Decide if each statement is true or false. Be prepared to explain your reasoning.
- \(64 = 60 + 4\)
- \(64 = 50 + 14\)
- \(64 = 30 + 24\)
- “What pattern did you notice?” (When the first addend went down by 10, the second addend went up by ten, so the sum stayed the same.)
- Consider asking, “How could the second problem help you think about the third one?” (30 is 20 less than 50, but 24 is only 10 more than 14 so the sum had to be different from the second problem.)
Activity 1: Different Ways to Decompose (15 minutes)
The purpose of this activity is for students to interpret and compare representations that show decomposing a ten to subtract by place. One student shows decomposing a ten by crossing off a ten and drawing 10 ones. The other representation shows a student who begins their drawing with a ten decomposed into 10 ones. Students compare and make connections between the representations and a set of equations that also shows how to find the value of the difference (MP3).

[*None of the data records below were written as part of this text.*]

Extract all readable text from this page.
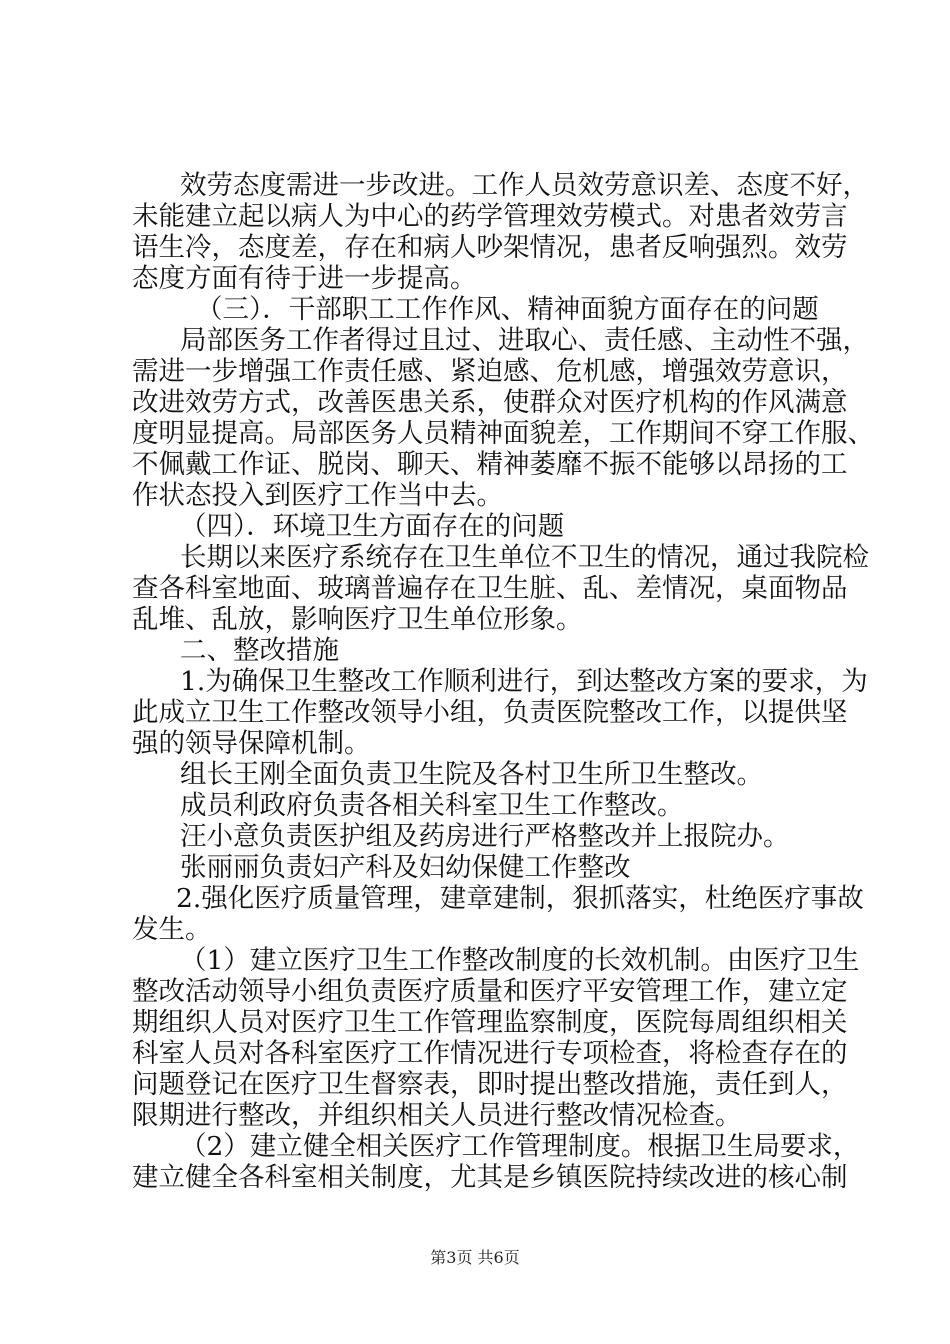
效劳态度需进一步改进。工作人员效劳意识差、态度不好，
未能建立起以病人为中心的药学管理效劳模式。对患者效劳言
语生冷，态度差，存在和病人吵架情况，患者反响强烈。效劳
态度方面有待于进一步提高。
（三）．干部职工工作作风、精神面貌方面存在的问题
局部医务工作者得过且过、进取心、责任感、主动性不强，
需进一步增强工作责任感、紧迫感、危机感，增强效劳意识，
改进效劳方式，改善医患关系，使群众对医疗机构的作风满意
度明显提高。局部医务人员精神面貌差，工作期间不穿工作服、
不佩戴工作证、脱岗、聊天、精神萎靡不振不能够以昂扬的工
作状态投入到医疗工作当中去。
（四）．环境卫生方面存在的问题
长期以来医疗系统存在卫生单位不卫生的情况，通过我院检
查各科室地面、玻璃普遍存在卫生脏、乱、差情况，桌面物品
乱堆、乱放，影响医疗卫生单位形象。
二、整改措施
1.为确保卫生整改工作顺利进行，到达整改方案的要求，为
此成立卫生工作整改领导小组，负责医院整改工作，以提供坚
强的领导保障机制。
组长王刚全面负责卫生院及各村卫生所卫生整改。
成员利政府负责各相关科室卫生工作整改。
汪小意负责医护组及药房进行严格整改并上报院办。
张丽丽负责妇产科及妇幼保健工作整改
2.强化医疗质量管理，建章建制，狠抓落实，杜绝医疗事故
发生。
（1）建立医疗卫生工作整改制度的长效机制。由医疗卫生
整改活动领导小组负责医疗质量和医疗平安管理工作，建立定
期组织人员对医疗卫生工作管理监察制度，医院每周组织相关
科室人员对各科室医疗工作情况进行专项检查，将检查存在的
问题登记在医疗卫生督察表，即时提出整改措施，责任到人，
限期进行整改，并组织相关人员进行整改情况检查。
（2）建立健全相关医疗工作管理制度。根据卫生局要求，
建立健全各科室相关制度，尤其是乡镇医院持续改进的核心制
第3页 共6页
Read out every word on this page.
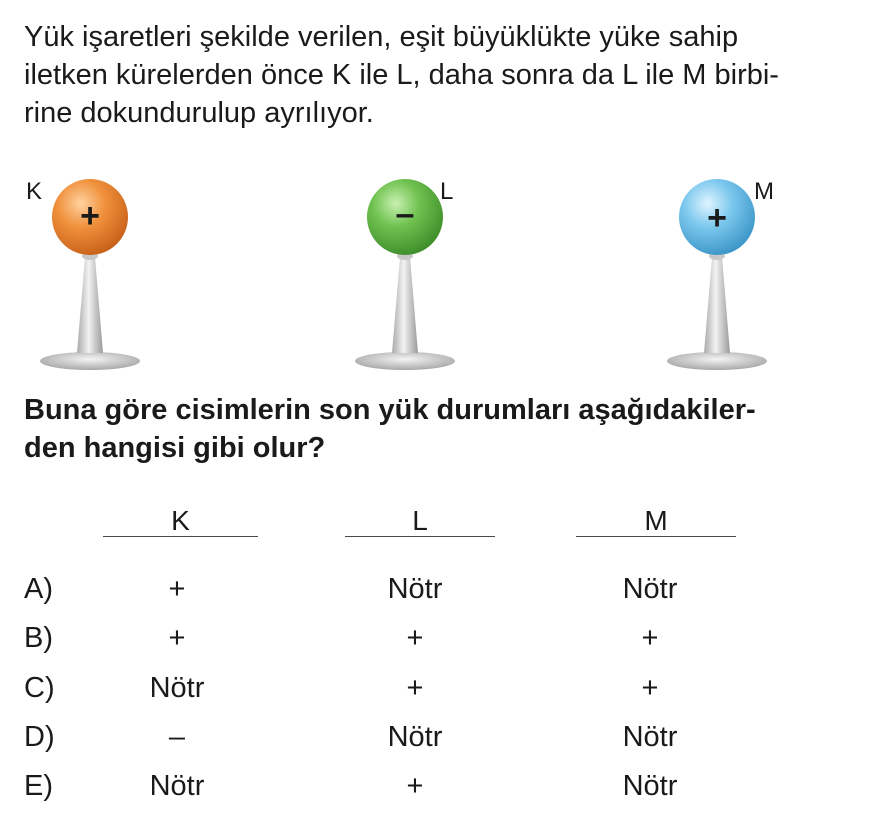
Yük işaretleri şekilde verilen, eşit büyüklükte yüke sahip
iletken kürelerden önce K ile L, daha sonra da L ile M birbi-
rine dokundurulup ayrılıyor.
+
K
–
L
+
M
Buna göre cisimlerin son yük durumları aşağıdakiler-
den hangisi gibi olur?
K	L	M
A)	+	Nötr	Nötr
B)	+	+	+
C)	Nötr	+	+
D)	–	Nötr	Nötr
E)	Nötr	+	Nötr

This activity uses MLR2 Collect and Display. Advances: conversing, reading, writing
Supports accessibility for: Attention, Memory
Materials to Gather
- Groups of 2
- Give students access to base-ten blocks.
- “Diego and Elena drew base-ten diagrams to find the value of \(82-9\).”
- “Think about what is the same or different on your own. Then, discuss your ideas with your partner.”
- 1 minute: quiet think time
- 2–3 minutes: partner discussion
MLR2 Collect and Display
- Circulate, listen for, and collect the language students use to describe the diagrams and how the ten is decomposed. Listen for: break apart a ten, decompose, tens, need more ones.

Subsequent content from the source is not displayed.